Best Documentary that I have seen:
McCullin UK 2012. Directed by Jacqui and David Morris.
This was a record of the work of Don McCullin, who has specialised in war photography. This is a powerful record of a portfolio of really fine work, and the moral dilemmas involved in covering war are clearly set out.
The most impressive performance that I have seen:
Barbara Sukowa in Hannah Arendt, though I found the film problematic.
My favourite canine performance:
Lutz in The Wall / Die Wand, despite the traumatic scene late in the film.
For me the best was The Self-Seeker / Shrurnyk, UkrSSR 1929 and directed by Mykola Shpykovskyi and featured in the Ukrainian programme at Le Giornate del Cinema Muto. The nominal hero of the film and title is Apollon; a petit bourgeois caught up in the Civil War between ‘reds’ [the good guys] and ‘whites’ [the bad guys]. But the real star is a camel that invariably saves the day.
The discovery of the year was the work of Ol’ga Preobraženskaja, whose film were featured at Il Cinema Ritrovato in Bologna. Among these gems was Kaštanka (USSR, 1926) which featured my favourite canine performance from early cinema, Jacky as the title character.
Most annoying film of the year:
It has to be Django Unchained USA 2012 from Quentin Tarantino.

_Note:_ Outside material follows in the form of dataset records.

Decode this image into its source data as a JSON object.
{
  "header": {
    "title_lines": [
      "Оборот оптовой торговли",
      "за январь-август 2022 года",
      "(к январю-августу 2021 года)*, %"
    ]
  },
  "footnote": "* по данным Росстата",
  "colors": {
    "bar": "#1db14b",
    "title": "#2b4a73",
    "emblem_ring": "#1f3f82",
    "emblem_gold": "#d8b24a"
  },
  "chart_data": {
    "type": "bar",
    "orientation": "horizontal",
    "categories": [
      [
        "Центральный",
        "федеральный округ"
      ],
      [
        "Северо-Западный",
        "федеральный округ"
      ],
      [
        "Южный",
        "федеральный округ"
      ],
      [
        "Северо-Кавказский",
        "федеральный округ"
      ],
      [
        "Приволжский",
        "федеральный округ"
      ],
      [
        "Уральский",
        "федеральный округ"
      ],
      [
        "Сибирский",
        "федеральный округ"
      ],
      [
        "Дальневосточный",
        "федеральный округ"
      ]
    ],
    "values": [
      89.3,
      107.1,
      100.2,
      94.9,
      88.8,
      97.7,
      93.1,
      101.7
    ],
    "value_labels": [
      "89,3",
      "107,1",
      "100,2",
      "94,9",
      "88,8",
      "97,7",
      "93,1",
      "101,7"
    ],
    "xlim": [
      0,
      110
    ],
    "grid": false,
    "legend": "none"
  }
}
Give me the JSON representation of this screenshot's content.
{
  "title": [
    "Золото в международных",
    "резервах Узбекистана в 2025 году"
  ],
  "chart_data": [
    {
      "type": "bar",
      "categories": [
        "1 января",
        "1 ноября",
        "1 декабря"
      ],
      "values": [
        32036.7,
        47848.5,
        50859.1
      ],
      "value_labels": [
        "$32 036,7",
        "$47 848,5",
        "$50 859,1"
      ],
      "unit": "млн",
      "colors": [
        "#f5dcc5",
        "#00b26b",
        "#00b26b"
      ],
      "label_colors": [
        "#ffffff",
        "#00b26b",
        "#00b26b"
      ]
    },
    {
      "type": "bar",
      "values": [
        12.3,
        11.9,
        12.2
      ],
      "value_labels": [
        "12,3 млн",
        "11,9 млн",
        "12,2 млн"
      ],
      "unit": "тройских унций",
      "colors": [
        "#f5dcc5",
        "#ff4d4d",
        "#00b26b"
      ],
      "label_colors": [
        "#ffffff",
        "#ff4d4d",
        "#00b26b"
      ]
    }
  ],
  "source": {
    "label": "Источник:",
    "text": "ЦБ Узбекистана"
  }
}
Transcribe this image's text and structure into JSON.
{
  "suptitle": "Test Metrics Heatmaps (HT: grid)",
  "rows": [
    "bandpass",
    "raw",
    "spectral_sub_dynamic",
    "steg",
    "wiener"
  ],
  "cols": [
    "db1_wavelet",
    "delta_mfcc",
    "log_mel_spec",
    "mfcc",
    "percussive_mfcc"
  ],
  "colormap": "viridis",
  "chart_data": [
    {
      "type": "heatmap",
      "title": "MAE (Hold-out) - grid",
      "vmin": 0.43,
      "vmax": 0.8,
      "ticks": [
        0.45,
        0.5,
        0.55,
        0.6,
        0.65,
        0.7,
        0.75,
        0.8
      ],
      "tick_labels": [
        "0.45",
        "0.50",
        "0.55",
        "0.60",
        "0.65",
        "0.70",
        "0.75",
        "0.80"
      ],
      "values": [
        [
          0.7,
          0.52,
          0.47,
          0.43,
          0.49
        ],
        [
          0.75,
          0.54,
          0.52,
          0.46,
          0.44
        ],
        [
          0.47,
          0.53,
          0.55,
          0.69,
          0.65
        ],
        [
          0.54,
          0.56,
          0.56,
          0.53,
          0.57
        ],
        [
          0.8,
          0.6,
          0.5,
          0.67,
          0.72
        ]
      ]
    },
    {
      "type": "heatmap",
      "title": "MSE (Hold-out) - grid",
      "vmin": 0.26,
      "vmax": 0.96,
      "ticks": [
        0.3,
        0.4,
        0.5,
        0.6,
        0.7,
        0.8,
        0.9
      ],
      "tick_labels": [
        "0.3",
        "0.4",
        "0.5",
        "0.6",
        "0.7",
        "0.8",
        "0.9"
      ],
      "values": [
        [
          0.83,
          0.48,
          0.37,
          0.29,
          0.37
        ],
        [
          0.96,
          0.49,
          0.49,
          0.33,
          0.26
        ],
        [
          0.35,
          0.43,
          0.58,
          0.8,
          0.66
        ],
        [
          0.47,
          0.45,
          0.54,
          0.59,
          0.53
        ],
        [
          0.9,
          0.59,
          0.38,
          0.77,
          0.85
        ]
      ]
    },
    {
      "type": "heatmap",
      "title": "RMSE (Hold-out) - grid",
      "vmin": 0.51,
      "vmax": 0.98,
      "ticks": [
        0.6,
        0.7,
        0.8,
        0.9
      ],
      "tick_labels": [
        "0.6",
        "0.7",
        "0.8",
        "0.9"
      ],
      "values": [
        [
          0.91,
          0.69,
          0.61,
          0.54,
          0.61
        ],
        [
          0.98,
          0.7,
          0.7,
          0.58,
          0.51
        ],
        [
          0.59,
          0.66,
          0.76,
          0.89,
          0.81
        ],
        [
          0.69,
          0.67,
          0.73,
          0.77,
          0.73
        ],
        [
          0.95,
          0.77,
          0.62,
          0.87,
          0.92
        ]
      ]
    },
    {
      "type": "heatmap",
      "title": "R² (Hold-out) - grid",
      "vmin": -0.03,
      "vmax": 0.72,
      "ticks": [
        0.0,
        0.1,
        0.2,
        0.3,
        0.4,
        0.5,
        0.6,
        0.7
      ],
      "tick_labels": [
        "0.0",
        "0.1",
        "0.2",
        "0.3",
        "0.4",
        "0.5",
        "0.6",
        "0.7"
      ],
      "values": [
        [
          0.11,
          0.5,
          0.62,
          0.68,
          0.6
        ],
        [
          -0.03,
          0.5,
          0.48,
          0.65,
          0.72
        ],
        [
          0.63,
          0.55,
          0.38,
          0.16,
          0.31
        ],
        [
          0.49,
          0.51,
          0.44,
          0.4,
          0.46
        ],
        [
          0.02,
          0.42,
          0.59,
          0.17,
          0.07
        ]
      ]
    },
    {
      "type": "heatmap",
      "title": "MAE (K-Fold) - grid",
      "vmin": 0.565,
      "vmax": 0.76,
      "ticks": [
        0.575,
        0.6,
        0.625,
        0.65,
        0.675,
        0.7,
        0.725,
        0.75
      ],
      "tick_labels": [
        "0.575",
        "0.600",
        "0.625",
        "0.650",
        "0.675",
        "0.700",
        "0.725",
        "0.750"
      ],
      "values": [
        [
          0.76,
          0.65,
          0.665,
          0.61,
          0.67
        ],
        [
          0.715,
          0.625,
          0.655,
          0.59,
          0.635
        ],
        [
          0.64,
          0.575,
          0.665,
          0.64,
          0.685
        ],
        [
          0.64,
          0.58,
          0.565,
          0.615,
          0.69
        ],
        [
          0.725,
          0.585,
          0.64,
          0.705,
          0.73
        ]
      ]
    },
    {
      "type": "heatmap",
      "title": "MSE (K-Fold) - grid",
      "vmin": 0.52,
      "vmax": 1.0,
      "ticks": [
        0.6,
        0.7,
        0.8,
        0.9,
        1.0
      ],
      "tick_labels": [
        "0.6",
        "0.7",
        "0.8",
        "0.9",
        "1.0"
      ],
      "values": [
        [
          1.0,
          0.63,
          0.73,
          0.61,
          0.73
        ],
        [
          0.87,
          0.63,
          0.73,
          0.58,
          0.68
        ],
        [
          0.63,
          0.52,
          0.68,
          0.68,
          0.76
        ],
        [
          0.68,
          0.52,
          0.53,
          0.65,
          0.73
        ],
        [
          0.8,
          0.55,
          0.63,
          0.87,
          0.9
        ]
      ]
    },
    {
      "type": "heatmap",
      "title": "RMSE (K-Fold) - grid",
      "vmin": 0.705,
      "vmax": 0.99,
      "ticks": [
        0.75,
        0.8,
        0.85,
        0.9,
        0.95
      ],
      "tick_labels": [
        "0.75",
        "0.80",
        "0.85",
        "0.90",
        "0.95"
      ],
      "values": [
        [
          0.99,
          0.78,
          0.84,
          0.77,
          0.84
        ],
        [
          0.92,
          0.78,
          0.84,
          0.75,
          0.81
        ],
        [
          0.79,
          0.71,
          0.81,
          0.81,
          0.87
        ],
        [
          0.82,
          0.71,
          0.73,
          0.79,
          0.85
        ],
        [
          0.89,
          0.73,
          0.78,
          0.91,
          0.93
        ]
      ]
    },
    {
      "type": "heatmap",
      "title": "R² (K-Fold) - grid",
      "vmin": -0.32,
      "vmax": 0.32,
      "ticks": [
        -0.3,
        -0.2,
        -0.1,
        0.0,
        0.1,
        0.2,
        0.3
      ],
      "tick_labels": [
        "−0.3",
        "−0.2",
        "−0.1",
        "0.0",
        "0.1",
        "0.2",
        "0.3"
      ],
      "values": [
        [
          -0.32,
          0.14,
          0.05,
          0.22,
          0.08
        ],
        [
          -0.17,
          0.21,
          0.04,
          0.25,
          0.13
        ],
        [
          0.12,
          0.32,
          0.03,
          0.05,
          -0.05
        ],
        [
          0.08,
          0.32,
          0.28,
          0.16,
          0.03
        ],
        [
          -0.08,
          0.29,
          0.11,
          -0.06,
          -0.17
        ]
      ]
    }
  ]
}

The film clearly involves a wealth of talent, but ‘never has so much been expended to so little effect’’
The film I most disliked:
Only God Forgives Denmark, France, USA 2012.
I wonder if it is derogatory to David Lynch to suggest that this is a poor pastiche of one of his films.
The film I found most dubious:
Act of Killing various UK countries 2012.
Joshua Oppenheimer refers to cinema verité regarding his documentary revisiting the 1965 Indonesian genocide: actually it falls between fly-on-the-wall and Big Brother.
Finally, my nomination for Audience of the Year:
all those brave film buffs who came along to the Gothic Film Festival at Kirkstall Abbey in early November. One kind soul offered me a blanket to wrap in. I thought it was worth it.